Age gender, ratio of left to right eyes, corneal astigmatism, manifest spherical equivalent value, nuclear opalescence, duration of surgery and total volume of irrigating solution used did not differ significantly among the groups. There were 44 men and 46 women.

Mean IOP 1 hour preoperatively and at the end of surgery did not differ significantly among groups, according to researchers.

A significantly elevated mean IOP was found from 3 to 7 hours postoperatively and then decreased at 24 hours in all groups. Mean IOP was significantly lower in the group receiving oral acetazolamide preoperatively than in the two other groups at 1 and 3 hours postoperatively (P .0031). IOP was significantly lower in both the preoperative and postoperative administration groups than in the nonadministration group at 5, 7, and 24 hours postoperatively (P .0224), according to the study.

Oral acetazolamide administration 1 hour preoperatively significantly reduced the IOP elevation from 1 to 24 hours, while administration 3 hours postoperatively reduced the IOP elevation at 5 hours of more after surgery, the researchers said. –by Abigail Sutton

Disclosure: Hayashi reported financial support from Alcon Japan Ltd., Santen Pharmaceutical Inc., Wakamoto Pharmaceutical Ltd. and Bayer Yahuhin Ltd. Please see the full study for all remaining authors’ financial disclosures.

    Perspective
    Scott Anthony

    Scott Anthony

    Care coordination for cataract surgery in our glaucoma patients may require advance planning to consider adjuvant glaucoma surgery as well as ensuring perioperative intraocular pressure control to minimize potential adverse effects that could hasten progression. Therefore, when referring patients for cataract surgery it is imperative that optometrists accurately convey to the surgeon the patient’s disease severity, IOP control, status of progression and any prior adverse effects to glaucoma medications.

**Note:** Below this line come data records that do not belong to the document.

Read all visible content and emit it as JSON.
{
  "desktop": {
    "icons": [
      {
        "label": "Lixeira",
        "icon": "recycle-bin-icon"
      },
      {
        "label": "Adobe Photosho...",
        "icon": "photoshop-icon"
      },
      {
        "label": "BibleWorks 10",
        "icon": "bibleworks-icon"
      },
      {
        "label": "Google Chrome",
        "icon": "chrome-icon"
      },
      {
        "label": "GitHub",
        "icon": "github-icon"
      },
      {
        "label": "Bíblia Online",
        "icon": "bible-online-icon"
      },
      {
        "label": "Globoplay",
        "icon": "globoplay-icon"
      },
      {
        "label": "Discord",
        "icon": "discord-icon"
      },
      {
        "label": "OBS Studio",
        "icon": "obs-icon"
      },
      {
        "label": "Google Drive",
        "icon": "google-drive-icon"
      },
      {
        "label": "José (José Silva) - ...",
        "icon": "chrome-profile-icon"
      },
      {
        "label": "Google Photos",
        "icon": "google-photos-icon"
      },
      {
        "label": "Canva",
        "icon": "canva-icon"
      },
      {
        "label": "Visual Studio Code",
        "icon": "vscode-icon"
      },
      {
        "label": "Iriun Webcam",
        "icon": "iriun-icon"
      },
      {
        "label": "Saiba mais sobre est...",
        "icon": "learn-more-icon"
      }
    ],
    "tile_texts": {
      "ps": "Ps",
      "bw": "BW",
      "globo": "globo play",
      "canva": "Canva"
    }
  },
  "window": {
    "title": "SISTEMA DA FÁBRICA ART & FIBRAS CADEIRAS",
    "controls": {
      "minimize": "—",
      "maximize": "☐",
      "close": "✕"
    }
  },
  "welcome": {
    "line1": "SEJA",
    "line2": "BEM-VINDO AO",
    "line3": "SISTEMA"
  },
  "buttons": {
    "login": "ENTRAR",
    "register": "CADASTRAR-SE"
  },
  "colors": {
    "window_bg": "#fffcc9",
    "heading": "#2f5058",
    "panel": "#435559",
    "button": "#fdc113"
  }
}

     In patients with mild open-angle glaucoma with controlled IOP, it may not be necessary to consider prophylactic IOP-lowering medications other than their current glaucoma drop regimen. Conversely, a patient with advanced glaucoma and borderline IOP control may require a more careful approach.

    This study provides evidence for an effective way to prevent post-cataract surgery IOP spike. It is up to the referring optometrists to provide an accurate clinical picture to the surgeon to facilitate perioperative decisions that could influence the outcome for our patients. In speaking with ophthalmology colleagues, cataract surgery IOP spikes can prove to be the tipping point in susceptible glaucoma patients. 

    • Scott Anthony, OD, FAAO
    • Cleveland VAMC Adjunct assistant professor of clinical optometry, staff optometrist

    Disclosures: Anthony reports no relevant financial disclosures.